Wenn Du lieber Deiner Leidenschaft weiter folgen möchtest, gleichzeitig aber weiter der womöglich massiven Kritik ausgesetzt wärest, was würdest Du mit Deiner Leidenschaft tun? Würdest Du sie sein lassen? Eher nicht, sehr wahrscheinlich suchst Du Dir Gleichgesinnte, eine Peer-Group, wo Du nicht andauernd angemotzt wirst oder hochgezogene Augenbrauen oder ein wissendes Grinsen erntest!

Den Kritiker_inne_n wirst Du ausweichen, schönfärben, vermeiden. Anstrengend, leider!

Dieses Sehnsuchtssystem von Verhalten und Verbergen kann auch von abwesenden Kritikern bevölkert sein, sogar von nur vorgestellten, oder den inneren Stimmen …

Wir Menschen haben eine strukturierte, disziplinierte und außenorientierte Seite, die uns befähigt, klarzukommen, nicht vor ein Auto zu laufen, obwohl wir doch über die Straße wollen. Wir haben auch die andere, die Seite nämlich, die Mühen scheut und Hindernisse doof findet. Diese Seite wird gern kritisiert. Soll so nicht sein. Und da lockt uns das Suchtmittel, schwenkt die Fahne, auf der steht: Von mir kriegst Du’s, das Vergnügen, schnell, verlässlich, unbedingt. Bei mir darfst Du Dich der Situation ganz hingeben, ohne an die Beschränkungen zu denken!

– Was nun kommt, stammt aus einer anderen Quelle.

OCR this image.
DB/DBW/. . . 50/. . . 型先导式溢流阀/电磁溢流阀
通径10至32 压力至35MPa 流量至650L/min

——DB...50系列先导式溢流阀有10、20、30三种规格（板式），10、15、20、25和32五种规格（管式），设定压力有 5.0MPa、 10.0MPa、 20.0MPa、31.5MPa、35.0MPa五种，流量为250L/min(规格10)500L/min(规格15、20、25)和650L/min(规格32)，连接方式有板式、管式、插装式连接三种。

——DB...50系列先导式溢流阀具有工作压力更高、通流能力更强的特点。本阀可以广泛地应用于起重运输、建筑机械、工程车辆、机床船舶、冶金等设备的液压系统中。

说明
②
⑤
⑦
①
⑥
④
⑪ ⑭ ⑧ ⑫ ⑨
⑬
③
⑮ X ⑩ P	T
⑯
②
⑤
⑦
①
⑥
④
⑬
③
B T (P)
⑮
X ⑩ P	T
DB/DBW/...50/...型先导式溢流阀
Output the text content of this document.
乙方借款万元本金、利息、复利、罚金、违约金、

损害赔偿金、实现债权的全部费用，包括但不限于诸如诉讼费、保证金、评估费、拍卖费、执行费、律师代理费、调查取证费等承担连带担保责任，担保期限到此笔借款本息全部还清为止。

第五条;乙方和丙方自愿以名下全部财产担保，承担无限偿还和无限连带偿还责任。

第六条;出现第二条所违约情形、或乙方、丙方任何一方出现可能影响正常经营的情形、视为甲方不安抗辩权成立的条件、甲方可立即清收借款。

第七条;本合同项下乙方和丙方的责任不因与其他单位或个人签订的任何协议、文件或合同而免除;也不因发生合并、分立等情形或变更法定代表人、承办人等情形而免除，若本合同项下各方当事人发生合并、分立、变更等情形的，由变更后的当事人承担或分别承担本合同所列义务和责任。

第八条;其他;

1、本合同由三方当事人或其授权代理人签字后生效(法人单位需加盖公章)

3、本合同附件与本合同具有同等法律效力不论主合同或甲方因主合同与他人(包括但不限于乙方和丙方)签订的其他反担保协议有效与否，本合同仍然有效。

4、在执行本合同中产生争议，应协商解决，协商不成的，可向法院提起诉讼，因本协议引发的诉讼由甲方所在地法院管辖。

Dann denken wir, wenn wir süchtig entgleisen, wir seien süchtig nach dem Mittel. Es geht aber um die Wirkung. Es soll gut tun, es soll helfen. Dies soll nicht bedroht werden!

Manchmal übernimmt jemand anders komplett die strukturierte / strukturierende Seite, regelt alles. Und kritisiert. So wird eine Co-Abhängigkeit kreiert.

Da alles kann auch im inneren System geschehen: eine gegenseitige im Kampf verbundene Abhängigkeit, ein Tauziehen, bei der die situativ lustbringende Seite gewinnt. Und der Eindruck entsteht: E S  ist mir passiert.

Therapeutisches Vorgehen wird die Sehnsucht hinter der Sucht würdigen! Wer ließe sich freiwillig seine Sehnsucht nehmen? Die heißen wir willkommen! Slow Motion auf die erwünschte Wirkung, mit allen Sinnen! Wir holen die Sehnsucht ins Ich-Erleben, ins willentliche Gestalten. Nicht einfach, aber machbar!

Das Verhalten und seine Kosten können wir gemeinsam einem Check unterwerfen. Die Geschichte von Verhalten und Kritik daran können wir in der Arena betrachten. Wir können lernen, wie alles konstruktiv in Bezug zueinander gesetzt werden kann. Wir drei auf der Tribüne.

Eine gute Zeit bis zum nächsten Mal!